C’est avant tout un enga­ge­ment. Depuis sa créa­tion en 1997, l’association est enga­gée dans l‘apport cultu­rel des quar­tiers et des immi­gra­tions — magh­ré­bine, en par­ti­cu­lier —, mais elle s’intéresse aus­si aux Antilles ou à l’Espagne répu­bli­caine. Issus de quar­tiers popu­laires, nous lut­tons contre les dis­cri­mi­na­tions qui s’y exercent : de notre point de vue, les meilleurs défen­seurs de ces quar­tiers-là sont ceux qui y vivent ou y ont vécu, s’y inté­ressent et s’interrogent à leur sujet. Si, pen­dant long­temps, nous nous sommes adres­sés aux élites de cette nation, nous sommes retour­nés depuis quelques années sur le ter­rain des quar­tiers popu­laires. C’est donc à la fois un enga­ge­ment per­son­nel, poli­tique et exis­ten­tiel. Je pense que c’est à tra­vers des pro­jets cultu­rels et un enga­ge­ment poli­tique que l’on doit inter­ro­ger et infor­mer la socié­té française.

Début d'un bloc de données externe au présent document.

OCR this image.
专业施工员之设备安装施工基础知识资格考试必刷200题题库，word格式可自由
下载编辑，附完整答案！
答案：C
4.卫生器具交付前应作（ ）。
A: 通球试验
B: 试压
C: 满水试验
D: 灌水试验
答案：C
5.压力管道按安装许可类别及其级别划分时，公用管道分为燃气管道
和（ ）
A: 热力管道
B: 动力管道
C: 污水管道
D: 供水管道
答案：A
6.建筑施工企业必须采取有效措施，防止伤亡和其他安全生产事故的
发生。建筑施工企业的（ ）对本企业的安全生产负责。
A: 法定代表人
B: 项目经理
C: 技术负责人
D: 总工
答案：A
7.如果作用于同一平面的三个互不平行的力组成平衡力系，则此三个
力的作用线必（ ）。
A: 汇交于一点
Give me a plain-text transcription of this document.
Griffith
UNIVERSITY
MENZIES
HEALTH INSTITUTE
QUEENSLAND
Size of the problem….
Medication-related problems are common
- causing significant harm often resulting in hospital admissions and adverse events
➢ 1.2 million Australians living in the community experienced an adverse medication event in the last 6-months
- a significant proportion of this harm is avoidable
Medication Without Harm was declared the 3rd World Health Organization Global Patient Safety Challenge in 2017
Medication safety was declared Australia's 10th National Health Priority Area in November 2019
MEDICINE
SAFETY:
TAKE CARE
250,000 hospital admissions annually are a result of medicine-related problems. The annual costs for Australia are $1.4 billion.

Le début de votre action mili­tante coïn­cide, avec la Marche pour l’égalité et contre le racisme. Pour votre géné­ra­tion, de quoi cette der­nière a-t-elle été le signe ?

« SOS Racisme se contente d’une pos­ture morale fon­dée sur le bien et le mal, le bon et le mauvais. »

En véri­té, notre prise de conscience a eu lieu avant la Marche, puisque nous exis­tions déjà. Elle a été la pre­mière occa­sion de mon­ter à Paris, et l’opportunité d’un évé­ne­ment majeur et extrê­me­ment média­ti­sé. La Marche nous a fait prendre conscience que nous n’étions pas seuls aux Izards [quar­tier popu­laire du nord-est tou­lou­sain, ndlr], que nous n’étions pas seuls à Toulouse, que cette pro­blé­ma­tique concer­nait l’ensemble du ter­ri­toire, que nous étions capables de construire, ensemble. Pour nous, la Marche consti­tue un véri­table pas­sage d’un regard local à un regard glo­bal. Cette Marche nous a ras­su­rés : nous avons décou­vert que nous étions assez nom­breux pour nous défendre contre un sys­tème vécu comme domi­nant, écra­sant. C’est ce qui a cata­ly­sé nos luttes, les a gra­vées dans le marbre, en quelque sorte. À ce moment-là, nous étions jeunes, nous avions entre 16 et 20 ans !

Désignée comme « la Marche des Beurs » par l’opinion publique, elle a été vic­time d’une récu­pé­ra­tion : com­ment vit-on une action renom­mée, vidée de sa sub­stance politique ?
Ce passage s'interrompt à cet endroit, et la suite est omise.